7. A final discouraging note: a doc I talked to about it suggested that #3 was unlikely and that the whole business was probably my aging skin's response to harsh conditions.
Good luck with your hands.
V/R JWest



pediem said...

Isn't it amazing how sometimes that one little thing can turn your whole day around?

Many nights in the ER, things would be crashing and burning and just one little thing would happen, like a candle on a dark night...

Paul, Dammit! said...

Peter- I'm pretty good about wearing ear protection. Our cargo pumps are big diesels mounted right on deck, so they're incredibly noisy... so we've got earmuffs and plugs standing by, and plenty of both. I've got moderate hearing loss for my age, mostly from heavy metal music played on a walkman, of all things, from when I was a teen. Stupid, really, but I'm getting to a point where everyone else is catching up to me. Other than a predilection for not liking long sleeves much of the year (any oil gets seen or felt on the skin and washed off immediately, rather than being absorbed by the sleeves and exposing skin to a panoply of carcinogens between laundering), I'm usually pretty good about using PPE.

Anonymous said...

just saying, fish hooks, partial severing, years of on deck service, those are not "pussy hands", sir.Those are the hard working hands of a man.You only know their limits because you take them there. can't hold a shovel well? how many of the younger set even know which end to hold? your hands have seen and done a helluva lot more than the ones wrapped around a Starbucks and game controllers every day. They have served well, and the rest of us need to hear how men's hands are doing honest, hard work now more than ever. God Bless

Anonymous said...

My last nights PPE requirements were: nomex coveralla, leather fire retardent gloves, tyvex disposable suit over top, fall arrest harness, double lanyard, hard hat with side impact panels, monogoggles and a half mask with fitted P100 filters that had to be swapped out every 4 hours. Plus a tool lanyard for every tool to prevent drops from heights. The guys on the ground get jumpy when a dropped tool can fall 150 feet.

Exile1981

Paul, Dammit! said...

Anonymous- are you one of those crazy ass guys who rappels down oil rig derricks? Or an ironworker, maybe? That's some hardcore PPE right there. I hope and pray you don't get the shits while wearing all that gear. No way you'd make it to the can without buttering your bread.

Anonymous said...

I work inside tanks. The kind the size of a city block sometimes all the way down to little tiny ones. Some of the ones i've worked on have had some extremely toxic crap in them. When they add supplied air and escape bottle with a chem suit in place of the tyvex; those are the ones you worry about.

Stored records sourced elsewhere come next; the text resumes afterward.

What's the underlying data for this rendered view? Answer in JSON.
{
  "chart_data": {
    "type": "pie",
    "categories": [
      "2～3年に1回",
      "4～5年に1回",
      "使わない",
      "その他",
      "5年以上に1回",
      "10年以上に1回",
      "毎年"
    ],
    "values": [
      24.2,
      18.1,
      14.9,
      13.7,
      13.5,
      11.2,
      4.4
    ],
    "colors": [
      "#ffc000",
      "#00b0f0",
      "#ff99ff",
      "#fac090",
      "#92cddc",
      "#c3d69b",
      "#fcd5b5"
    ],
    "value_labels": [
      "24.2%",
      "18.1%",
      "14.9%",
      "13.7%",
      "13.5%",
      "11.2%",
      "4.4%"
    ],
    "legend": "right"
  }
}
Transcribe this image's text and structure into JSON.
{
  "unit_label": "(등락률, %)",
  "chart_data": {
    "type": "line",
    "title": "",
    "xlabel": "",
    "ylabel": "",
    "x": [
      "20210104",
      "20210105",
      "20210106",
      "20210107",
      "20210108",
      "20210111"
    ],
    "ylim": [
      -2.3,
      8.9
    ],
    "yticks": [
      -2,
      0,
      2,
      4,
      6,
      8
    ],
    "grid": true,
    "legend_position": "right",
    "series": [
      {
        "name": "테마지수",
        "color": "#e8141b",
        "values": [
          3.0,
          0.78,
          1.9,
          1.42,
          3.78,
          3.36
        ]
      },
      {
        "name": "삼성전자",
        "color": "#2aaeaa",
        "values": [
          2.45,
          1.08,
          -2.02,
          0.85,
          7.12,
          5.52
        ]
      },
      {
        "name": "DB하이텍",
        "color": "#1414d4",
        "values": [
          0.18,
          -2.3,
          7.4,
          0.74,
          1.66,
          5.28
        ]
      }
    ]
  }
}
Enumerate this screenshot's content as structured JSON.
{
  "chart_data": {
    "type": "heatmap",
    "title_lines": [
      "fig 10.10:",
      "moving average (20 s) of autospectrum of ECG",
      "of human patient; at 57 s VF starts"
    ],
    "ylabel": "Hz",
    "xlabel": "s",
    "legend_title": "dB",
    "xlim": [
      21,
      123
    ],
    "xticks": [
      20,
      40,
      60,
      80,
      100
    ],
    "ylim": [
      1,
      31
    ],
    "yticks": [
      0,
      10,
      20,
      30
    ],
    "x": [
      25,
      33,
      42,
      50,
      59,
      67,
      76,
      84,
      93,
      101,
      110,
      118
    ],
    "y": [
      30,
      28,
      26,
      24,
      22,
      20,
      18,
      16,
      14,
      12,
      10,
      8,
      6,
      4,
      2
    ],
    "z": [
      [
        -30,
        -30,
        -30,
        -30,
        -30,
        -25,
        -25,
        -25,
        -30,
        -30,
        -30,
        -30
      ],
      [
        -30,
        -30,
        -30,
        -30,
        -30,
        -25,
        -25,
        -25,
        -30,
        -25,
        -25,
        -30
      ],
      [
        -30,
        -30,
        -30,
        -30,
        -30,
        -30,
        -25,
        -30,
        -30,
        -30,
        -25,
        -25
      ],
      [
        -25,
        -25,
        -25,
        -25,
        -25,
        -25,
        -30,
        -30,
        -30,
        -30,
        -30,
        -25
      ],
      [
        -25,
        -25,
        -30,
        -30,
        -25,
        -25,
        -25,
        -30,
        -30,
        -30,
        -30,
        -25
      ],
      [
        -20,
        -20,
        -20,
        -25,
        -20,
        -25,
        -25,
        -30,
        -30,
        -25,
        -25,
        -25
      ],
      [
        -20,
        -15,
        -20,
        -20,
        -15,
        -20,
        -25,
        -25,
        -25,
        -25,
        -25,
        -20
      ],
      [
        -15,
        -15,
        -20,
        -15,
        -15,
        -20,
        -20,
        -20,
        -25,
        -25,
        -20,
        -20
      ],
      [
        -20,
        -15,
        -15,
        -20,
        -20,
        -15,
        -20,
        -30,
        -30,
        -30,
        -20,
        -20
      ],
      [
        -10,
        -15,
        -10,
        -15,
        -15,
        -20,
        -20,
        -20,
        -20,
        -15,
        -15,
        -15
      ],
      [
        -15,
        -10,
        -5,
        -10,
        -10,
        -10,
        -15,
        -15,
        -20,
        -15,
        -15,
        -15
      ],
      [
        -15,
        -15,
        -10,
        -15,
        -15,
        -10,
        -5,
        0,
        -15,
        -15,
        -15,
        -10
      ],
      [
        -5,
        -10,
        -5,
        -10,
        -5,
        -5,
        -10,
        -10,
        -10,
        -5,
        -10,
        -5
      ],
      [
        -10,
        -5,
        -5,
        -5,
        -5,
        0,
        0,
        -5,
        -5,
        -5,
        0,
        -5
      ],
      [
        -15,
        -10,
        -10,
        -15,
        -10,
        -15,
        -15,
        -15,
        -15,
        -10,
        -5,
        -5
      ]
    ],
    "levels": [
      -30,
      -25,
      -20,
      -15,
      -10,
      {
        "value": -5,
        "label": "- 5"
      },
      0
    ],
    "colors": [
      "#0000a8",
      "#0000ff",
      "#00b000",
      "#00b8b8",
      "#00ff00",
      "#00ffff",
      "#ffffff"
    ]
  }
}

Funny you should mention the shits. I was in a tank and another guy runs for the manway like hells after him. Dives through the hatch and past the safety watch. I booted out thinking his monitor alarmed or something and i just didn't hear it.
He runs past the shower unit; ditching gear as he runs. Harness, gloves, mask, goggles, harhat all tossed away till he hits the door to the porta potty and i realize what kind of emergency got him out.

Exile1981

Will said...

Paul,
you might consider getting tested for allergies, particularly of the ingested type. Food type allergies can manifest in skin disorders.
Mine is Aspartame. Mostly shows up with your complaints, but on both my hands and feet.
BTW, my hands dry out very easily, and those cracks get too deep and wide to heal properly on their own. What a doctor suggested was to use a hand creme that contains a good amount of urea, at least 10%. This is the stuff that does the softening. I found that Kaiser Health Care pharmacies carry a 20% urea cream, which works well. You don't have to be a member to buy there, IIRC. It can be hard to find a pharmacy that carries any hand lotion that has enough urea to do the job.